4. The work support system according to claim 2, wherein when the input unit receives an instructional text for work support that specifies a hierarchy, the operation text selection agent searches for comparable operational data at the specified level, and if no comparable operational data is found, it searches for comparable operational data at an upper level. and when no comparable operational data is found at the upper level, it seeks comparable operational data at the middle level.

5. The work support system according to claim 2, wherein when the instructional text received by the input unit does not specify a hierarchy, the work support system seeks comparable operational data at the upper level, and if comparable operational data is not found at the upper level, it seeks comparable operational data at the middle level.

6. The work support system according to claim 1, wherein the data acquisition unit receives 3D data of items involved in the work, and includes an interaction text generation unit that generates interaction text containing information about the location where the worker's operations are being performed, based on the operational data and the 3D data, the operation DB stores interaction text generated in correspondence with the operational data, the output unit outputs interaction text corresponding to the operational data being compared.

7. The work support system according to claim 1, wherein the hierarchical operation text generation unit generates hierarchical operation description texts containing the names of operations being performed by the worker in the operational data.

8. The work support system according to claim 1, wherein the hierarchical operation text generation unit generates hierarchical operation description texts that include the operations being performed by the worker in the operational data.

9. The work support system according to claim 1,wherein the hierarchical operation text generation unit generates hierarchical operation description texts that include the posture of the operation being performed by the worker in the operational data.

10. The work support system according to claim 1, wherein the input unit accepts information indicating worker characteristics, including the worker's proficiency level, wherein the operation text selection agent selects comparative operational data from the operational data matching said characteristics.
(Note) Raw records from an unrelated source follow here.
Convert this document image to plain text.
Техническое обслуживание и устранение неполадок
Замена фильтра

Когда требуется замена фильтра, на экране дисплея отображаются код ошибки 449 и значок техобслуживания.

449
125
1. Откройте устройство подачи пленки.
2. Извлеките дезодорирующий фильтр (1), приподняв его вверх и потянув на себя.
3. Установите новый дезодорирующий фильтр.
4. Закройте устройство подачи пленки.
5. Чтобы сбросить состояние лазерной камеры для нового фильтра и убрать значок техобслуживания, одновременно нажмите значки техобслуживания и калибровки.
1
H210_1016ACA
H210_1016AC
11. A work support method outputs work support text to improve a worker's work, a data acquisition unit receives operational data indicating the worker's operation, a hierarchical operation text generation unit generates an operation description text explaining the operational data across multiple levels, an operation DB stores the generated operation description text, when an input unit receives an instructional text for work support from the worker, an operation text selection agent selects from the operation DB the worker's operational data, and the comparison target operational data specified by the received work support instructional text, a work support text generation agent generates work support text based on the operational data of the requested worker and the comparative operational data specified by the work support instructional text, and an output unit outputs the generated work support text.